John Lackey (9-5) labored through five innings before four Red Sox relievers pitched shutout ball the rest of the way. Held to two runs in the first two games of the series, Boston took two of three anyway to finish a 4-6 road trip.
   
"I always believe that when you play against guys in your division, those are series you've got to win," said Carlos Beltran, who homered, doubled and finished with three hits.
   
Mark Teixeira also went deep for the Yankees, who have dropped six of eight. Whitley (3-2) struggled for the second straight start as six New York pitchers combined for eight walks.
   
Mostly a reliever in the minors, the 25-year-old right-hander is one of three subs holding down spots in New York's injury-depleted rotation. He was pitching well until last Monday, when Whitley was rocked for eight runs and 11 hits in 3 1-3 innings of an 8-3 loss in Toronto, ending a three-start winning streak.
   
This time, he gave up five runs and eight hits in four-plus innings, raising his ERA from 2.56 to 4.70 in a span of two starts.
   
"I think he had better stuff tonight," Girardi said. "He made some mistakes in the middle that they didn't miss. Last time, he really didn't have his stuff."
   
Pedroia made a diving play at second base to limit a Yankees rally, and center fielder Jackie Bradley Jr. threw out Beltran at the plate to keep the score 8-5 in the sixth.
   
It was Bradley's ninth assist of the season.
   
"Changed the momentum of the game," Red Sox manager John Farrell said.
   
Koji Uehara worked a perfect ninth for his 18th save in 19 attempts.
   
Pedroia bounced a hit-and-run single through the right side in the third, and Ortiz was booed by the sellout crowd of 48,124 as he stepped to the plate. The slugger answered with a long drive well into the raised bleachers in right-center to make it 4-0.
   
Ortiz tossed his bat aside and took his time on a wide trot around the bases, saluting his family in the stands as he approached third base.
   
"My son, he always enjoys watching daddy go deep.

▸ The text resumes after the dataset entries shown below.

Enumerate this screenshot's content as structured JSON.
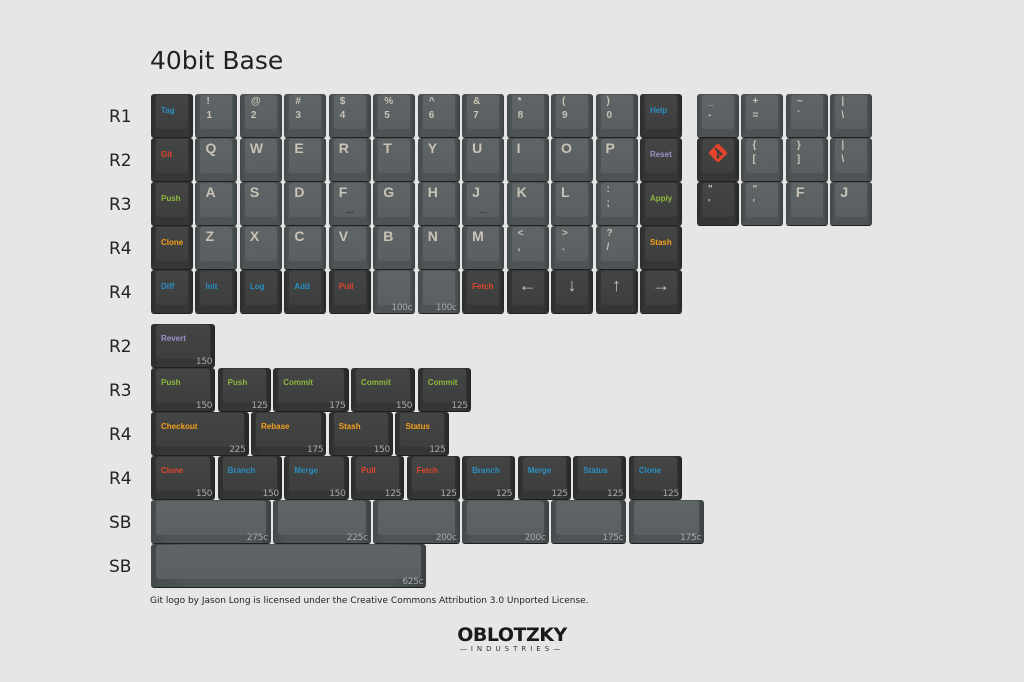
{
  "title": "40bit Base",
  "colors": {
    "blue": "#2a8fc2",
    "red": "#e2442c",
    "green": "#8db83c",
    "orange": "#f2a01c",
    "purple": "#9d91c8",
    "legend": "#c8c3b6"
  },
  "main_row_labels": [
    "R1",
    "R2",
    "R3",
    "R4",
    "R4"
  ],
  "main": [
    [
      {
        "mod": "Tag",
        "c": "blue",
        "dark": true
      },
      {
        "t": "!",
        "b": "1"
      },
      {
        "t": "@",
        "b": "2"
      },
      {
        "t": "#",
        "b": "3"
      },
      {
        "t": "$",
        "b": "4"
      },
      {
        "t": "%",
        "b": "5"
      },
      {
        "t": "^",
        "b": "6"
      },
      {
        "t": "&",
        "b": "7"
      },
      {
        "t": "*",
        "b": "8"
      },
      {
        "t": "(",
        "b": "9"
      },
      {
        "t": ")",
        "b": "0"
      },
      {
        "mod": "Help",
        "c": "blue",
        "dark": true
      }
    ],
    [
      {
        "mod": "Git",
        "c": "red",
        "dark": true
      },
      {
        "a": "Q"
      },
      {
        "a": "W"
      },
      {
        "a": "E"
      },
      {
        "a": "R"
      },
      {
        "a": "T"
      },
      {
        "a": "Y"
      },
      {
        "a": "U"
      },
      {
        "a": "I"
      },
      {
        "a": "O"
      },
      {
        "a": "P"
      },
      {
        "mod": "Reset",
        "c": "purple",
        "dark": true
      }
    ],
    [
      {
        "mod": "Push",
        "c": "green",
        "dark": true
      },
      {
        "a": "A"
      },
      {
        "a": "S"
      },
      {
        "a": "D"
      },
      {
        "a": "F",
        "homing": true
      },
      {
        "a": "G"
      },
      {
        "a": "H"
      },
      {
        "a": "J",
        "homing": true
      },
      {
        "a": "K"
      },
      {
        "a": "L"
      },
      {
        "t": ":",
        "b": ";"
      },
      {
        "mod": "Apply",
        "c": "green",
        "dark": true
      }
    ],
    [
      {
        "mod": "Clone",
        "c": "orange",
        "dark": true
      },
      {
        "a": "Z"
      },
      {
        "a": "X"
      },
      {
        "a": "C"
      },
      {
        "a": "V"
      },
      {
        "a": "B"
      },
      {
        "a": "N"
      },
      {
        "a": "M"
      },
      {
        "t": "<",
        "b": ","
      },
      {
        "t": ">",
        "b": "."
      },
      {
        "t": "?",
        "b": "/"
      },
      {
        "mod": "Stash",
        "c": "orange",
        "dark": true
      }
    ],
    [
      {
        "mod": "Diff",
        "c": "blue",
        "dark": true
      },
      {
        "mod": "Init",
        "c": "blue",
        "dark": true
      },
      {
        "mod": "Log",
        "c": "blue",
        "dark": true
      },
      {
        "mod": "Add",
        "c": "blue",
        "dark": true
      },
      {
        "mod": "Pull",
        "c": "red",
        "dark": true
      },
      {
        "size": "100c"
      },
      {
        "size": "100c"
      },
      {
        "mod": "Fetch",
        "c": "red",
        "dark": true
      },
      {
        "icon": "arrow-left-icon",
        "dark": true
      },
      {
        "icon": "arrow-down-icon",
        "dark": true
      },
      {
        "icon": "arrow-up-icon",
        "dark": true
      },
      {
        "icon": "arrow-right-icon",
        "dark": true
      }
    ]
  ],
  "extras": [
    [
      {
        "t": "_",
        "b": "-"
      },
      {
        "t": "+",
        "b": "="
      },
      {
        "t": "~",
        "b": "`"
      },
      {
        "t": "|",
        "b": "\\"
      }
    ],
    [
      {
        "icon": "git-logo-icon",
        "dark": true
      },
      {
        "t": "{",
        "b": "["
      },
      {
        "t": "}",
        "b": "]"
      },
      {
        "t": "|",
        "b": "\\"
      }
    ],
    [
      {
        "t": "\"",
        "b": "'",
        "dark": true
      },
      {
        "t": "\"",
        "b": "'"
      },
      {
        "a": "F"
      },
      {
        "a": "J"
      }
    ]
  ],
  "bottom_row_labels": [
    "R2",
    "R3",
    "R4",
    "R4",
    "SB",
    "SB"
  ],
  "bottom": [
    [
      {
        "mod": "Revert",
        "c": "purple",
        "dark": true,
        "size": "150"
      }
    ],
    [
      {
        "mod": "Push",
        "c": "green",
        "dark": true,
        "size": "150"
      },
      {
        "mod": "Push",
        "c": "green",
        "dark": true,
        "size": "125"
      },
      {
        "mod": "Commit",
        "c": "green",
        "dark": true,
        "size": "175"
      },
      {
        "mod": "Commit",
        "c": "green",
        "dark": true,
        "size": "150"
      },
      {
        "mod": "Commit",
        "c": "green",
        "dark": true,
        "size": "125"
      }
    ],
    [
      {
        "mod": "Checkout",
        "c": "orange",
        "dark": true,
        "size": "225"
      },
      {
        "mod": "Rebase",
        "c": "orange",
        "dark": true,
        "size": "175"
      },
      {
        "mod": "Stash",
        "c": "orange",
        "dark": true,
        "size": "150"
      },
      {
        "mod": "Status",
        "c": "orange",
        "dark": true,
        "size": "125"
      }
    ],
    [
      {
        "mod": "Clone",
        "c": "red",
        "dark": true,
        "size": "150"
      },
      {
        "mod": "Branch",
        "c": "blue",
        "dark": true,
        "size": "150"
      },
      {
        "mod": "Merge",
        "c": "blue",
        "dark": true,
        "size": "150"
      },
      {
        "mod": "Pull",
        "c": "red",
        "dark": true,
        "size": "125"
      },
      {
        "mod": "Fetch",
        "c": "red",
        "dark": true,
        "size": "125"
      },
      {
        "mod": "Branch",
        "c": "blue",
        "dark": true,
        "size": "125"
      },
      {
        "mod": "Merge",
        "c": "blue",
        "dark": true,
        "size": "125"
      },
      {
        "mod": "Status",
        "c": "blue",
        "dark": true,
        "size": "125"
      },
      {
        "mod": "Clone",
        "c": "blue",
        "dark": true,
        "size": "125"
      }
    ],
    [
      {
        "size": "275c"
      },
      {
        "size": "225c"
      },
      {
        "size": "200c"
      },
      {
        "size": "200c"
      },
      {
        "size": "175c"
      },
      {
        "size": "175c"
      }
    ],
    [
      {
        "size": "625c"
      }
    ]
  ],
  "credit": "Git logo by Jason Long is licensed under the Creative Commons Attribution 3.0 Unported License.",
  "logo": {
    "name": "OBLOTZKY",
    "sub": "—INDUSTRIES—"
  }
}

He was dancing," Ortiz said.
   
The home run put Big Papi in sole possession of 37th place on the career list, two behind Adam Dunn and Red Sox Hall of Famer Carl Yastrzemski.
   
Handed a comfortable cushion, Lackey grew frustrated and shook his head as Brett Gardner and Derek Jeter fouled off pitch after pitch in the third. They combined to see 21 pitches in consecutive at-bats, and Lackey screamed, cursed and gestured wildly when Jeter grounded an RBI single to right.
   
Perhaps worn down a bit, Lackey gave up solo homers to Teixeira and Beltran in the fourth, cutting it to 4-3.
   
But then Whitley and reliever Shawn Kelley threw 10 straight balls to begin the fifth, combining to walk the bases loaded with none out. Pedroia blooped a two-run single and later stayed in a rundown long enough for Daniel Nava to score from third.
   
"I'm most frustrated with the pitch to Ortiz, obviously, and the walk to Bradley that set up the fifth. That was unacceptable," Whitley said.